GLoD: Composing Global Contexts and Local Details in Image Generation

Authors: Moyuru Yamada

What

This paper introduces Global-Local Diffusion (GLoD), a novel framework for controllable text-to-image generation using diffusion models, which allows simultaneous control over global contexts (e.g., object layouts and interactions) and local details (e.g., colors and emotions) by composing multiple global and local prompts.

Why

This paper addresses the limitation of existing diffusion-based text-to-image generation methods that struggle to simultaneously control both global and local aspects of the generated image. GLoD offers a training-free approach for more complex and controllable image synthesis, which is crucial for real-world applications.

How

GLoD leverages pre-trained diffusion models and utilizes a novel layer composition approach. It takes global and local prompts as input, generates separate noises for each prompt, and then composes them effectively using global and local guidance mechanisms. This allows the model to incorporate both global context and local details into the generated image.

Result

GLoD demonstrates superior performance in generating complex images that adhere to both global contexts and local details specified by the user. Quantitative evaluation shows improved alignment scores for both global and local attributes compared to existing methods, demonstrating better controllability.

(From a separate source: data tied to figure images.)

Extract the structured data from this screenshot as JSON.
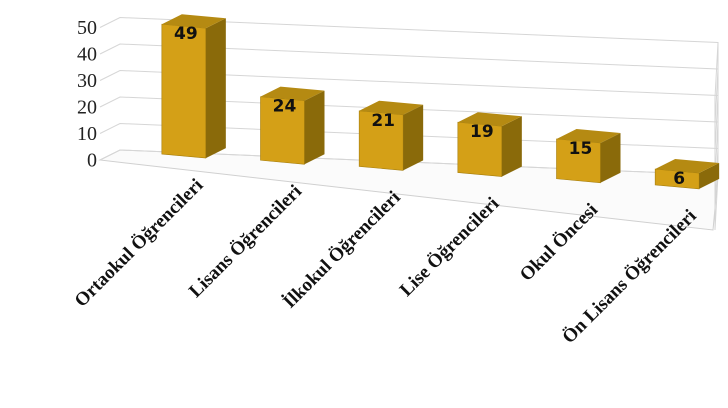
{
  "chart_data": {
    "type": "bar",
    "title": "",
    "xlabel": "",
    "ylabel": "",
    "categories": [
      "Ortaokul Öğrencileri",
      "Lisans Öğrencileri",
      "İlkokul Öğrencileri",
      "Lise Öğrencileri",
      "Okul Öncesi",
      "Ön Lisans Öğrencileri"
    ],
    "values": [
      49,
      24,
      21,
      19,
      15,
      6
    ],
    "ylim": [
      0,
      50
    ],
    "yticks": [
      0,
      10,
      20,
      30,
      40,
      50
    ],
    "grid": true,
    "legend": "none",
    "style": "3d-perspective",
    "colors": {
      "front": "#d4a017",
      "side": "#8a6a0a",
      "top": "#b58a12"
    }
  }
}
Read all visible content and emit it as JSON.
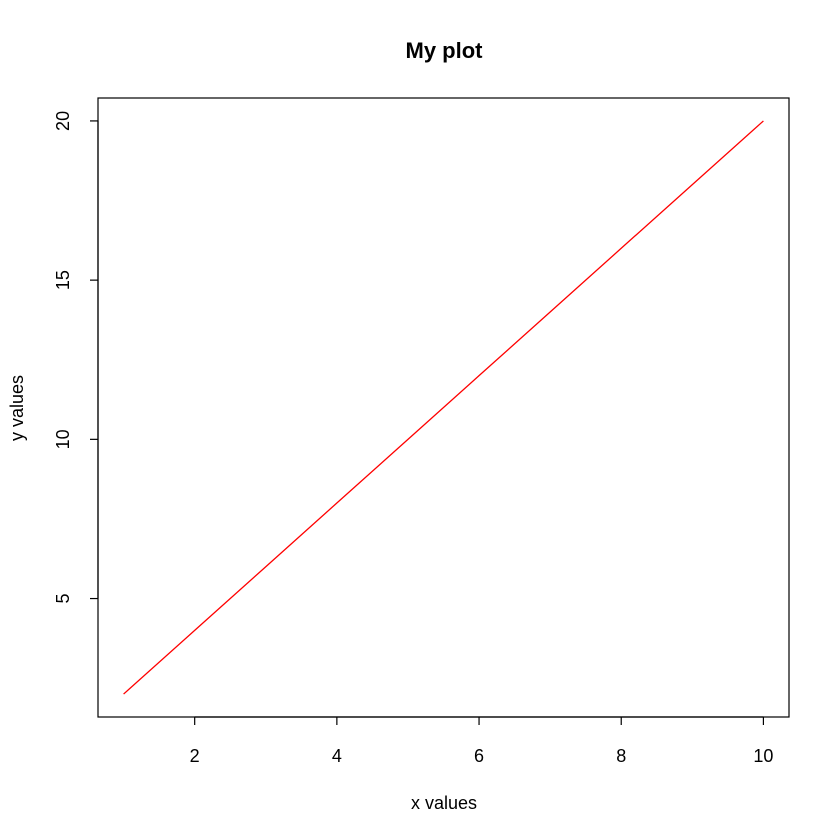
{
  "chart_data": {
    "type": "line",
    "title": "My plot",
    "xlabel": "x values",
    "ylabel": "y values",
    "xlim": [
      0.64,
      10.36
    ],
    "ylim": [
      1.28,
      20.72
    ],
    "xticks": [
      2,
      4,
      6,
      8,
      10
    ],
    "yticks": [
      5,
      10,
      15,
      20
    ],
    "x": [
      1,
      2,
      3,
      4,
      5,
      6,
      7,
      8,
      9,
      10
    ],
    "series": [
      {
        "values": [
          2,
          4,
          6,
          8,
          10,
          12,
          14,
          16,
          18,
          20
        ],
        "color": "#ff0000"
      }
    ],
    "grid": false,
    "legend": "none"
  }
}
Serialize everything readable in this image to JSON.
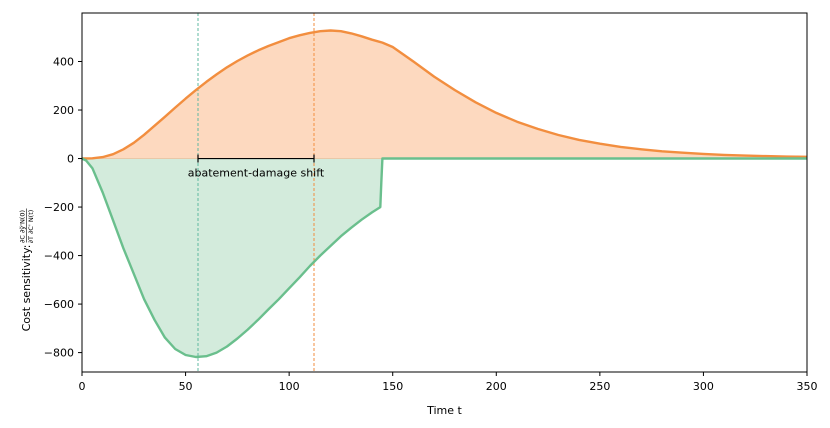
{
  "chart_data": {
    "type": "area",
    "xlabel": "Time t",
    "ylabel_prefix": "Cost sensitivity: ",
    "ylabel_fraction": {
      "numerator": "∂C ∂ỹ'N(0)",
      "denominator": "∂T ∂C' N(t)"
    },
    "xlim": [
      0,
      350
    ],
    "ylim": [
      -880,
      600
    ],
    "xticks": [
      0,
      50,
      100,
      150,
      200,
      250,
      300,
      350
    ],
    "yticks": [
      -800,
      -600,
      -400,
      -200,
      0,
      200,
      400
    ],
    "ytick_labels": [
      "−800",
      "−600",
      "−400",
      "−200",
      "0",
      "200",
      "400"
    ],
    "grid": false,
    "series": [
      {
        "color": "#f28e3f",
        "fill": "#fdd9bf",
        "x": [
          0,
          5,
          10,
          15,
          20,
          25,
          30,
          35,
          40,
          45,
          50,
          55,
          60,
          65,
          70,
          75,
          80,
          85,
          90,
          95,
          100,
          105,
          110,
          115,
          120,
          125,
          130,
          135,
          140,
          145,
          150,
          160,
          170,
          180,
          190,
          200,
          210,
          220,
          230,
          240,
          250,
          260,
          270,
          280,
          290,
          300,
          310,
          320,
          330,
          340,
          350
        ],
        "y": [
          0,
          1,
          6,
          18,
          38,
          65,
          98,
          135,
          172,
          210,
          247,
          282,
          316,
          347,
          376,
          402,
          425,
          446,
          464,
          480,
          496,
          508,
          518,
          525,
          528,
          525,
          516,
          504,
          490,
          478,
          460,
          400,
          338,
          282,
          232,
          188,
          152,
          122,
          97,
          77,
          61,
          48,
          38,
          30,
          24,
          19,
          15,
          12,
          10,
          8,
          7
        ]
      },
      {
        "color": "#6abf8d",
        "fill": "#d3ebdc",
        "x": [
          0,
          2,
          5,
          10,
          15,
          20,
          25,
          30,
          35,
          40,
          45,
          50,
          55,
          60,
          65,
          70,
          75,
          80,
          85,
          90,
          95,
          100,
          105,
          110,
          115,
          120,
          125,
          130,
          135,
          140,
          144,
          144.5,
          145,
          150,
          200,
          250,
          300,
          350
        ],
        "y": [
          0,
          -8,
          -40,
          -140,
          -255,
          -370,
          -475,
          -580,
          -665,
          -738,
          -785,
          -810,
          -818,
          -815,
          -800,
          -775,
          -742,
          -705,
          -665,
          -622,
          -580,
          -535,
          -490,
          -443,
          -400,
          -360,
          -320,
          -285,
          -252,
          -222,
          -200,
          -100,
          0,
          0,
          0,
          0,
          0,
          0
        ]
      }
    ],
    "vlines": [
      {
        "x": 56,
        "color": "#5fb8a0"
      },
      {
        "x": 112,
        "color": "#f28e3f"
      }
    ],
    "annotation": {
      "text": "abatement-damage shift",
      "x1": 56,
      "x2": 112,
      "y": 0
    }
  }
}
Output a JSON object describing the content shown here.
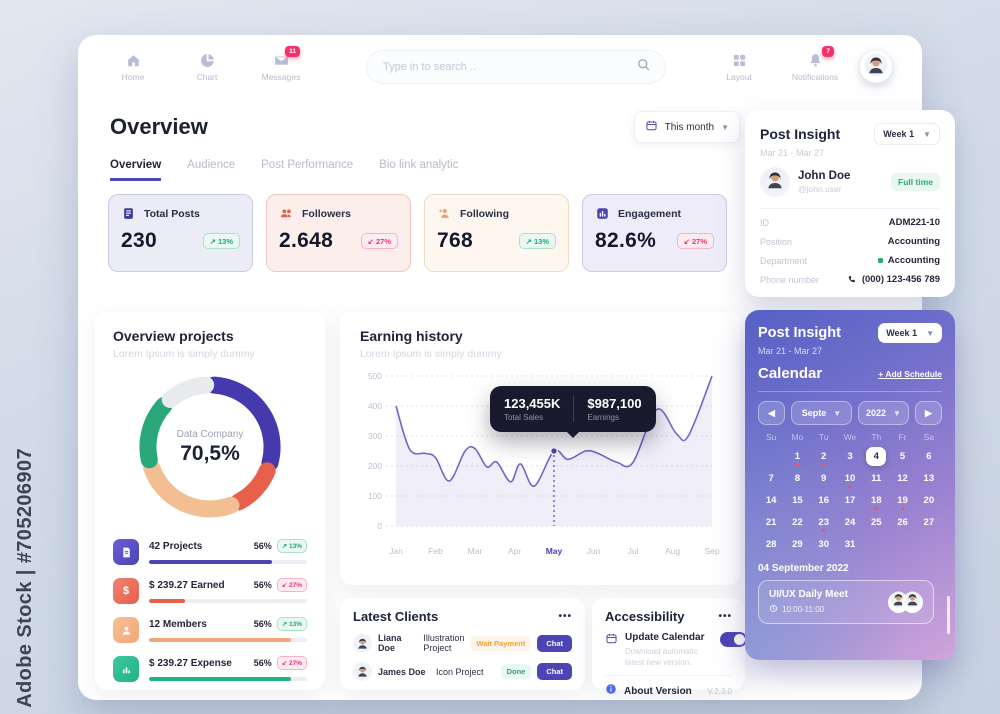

GLoD also effectively reduces undesirable attribute interference between objects in a scene.

LF

One limitation identified is the potential for partial object appearance changes when the latent representation of the object differs significantly between the global and local prompts. Future work could explore techniques to mitigate this issue. Additionally, expanding the framework to handle more complex relationships between objects and exploring its application to other domains like video or 3D object generation are promising directions.

Abstract

Diffusion models have demonstrated their capability to synthesize high-quality and diverse images from textual prompts. However, simultaneous control over both global contexts (e.g., object layouts and interactions) and local details (e.g., colors and emotions) still remains a significant challenge. The models often fail to understand complex descriptions involving multiple objects and reflect specified visual attributes to wrong targets or ignore them. This paper presents Global-Local Diffusion (\textit{GLoD}), a novel framework which allows simultaneous control over the global contexts and the local details in text-to-image generation without requiring training or fine-tuning. It assigns multiple global and local prompts to corresponding layers and composes their noises to guide a denoising process using pre-trained diffusion models. Our framework enables complex global-local compositions, conditioning objects in the global prompt with the local prompts while preserving other unspecified identities. Our quantitative and qualitative evaluations demonstrate that GLoD effectively generates complex images that adhere to both user-provided object interactions and object details.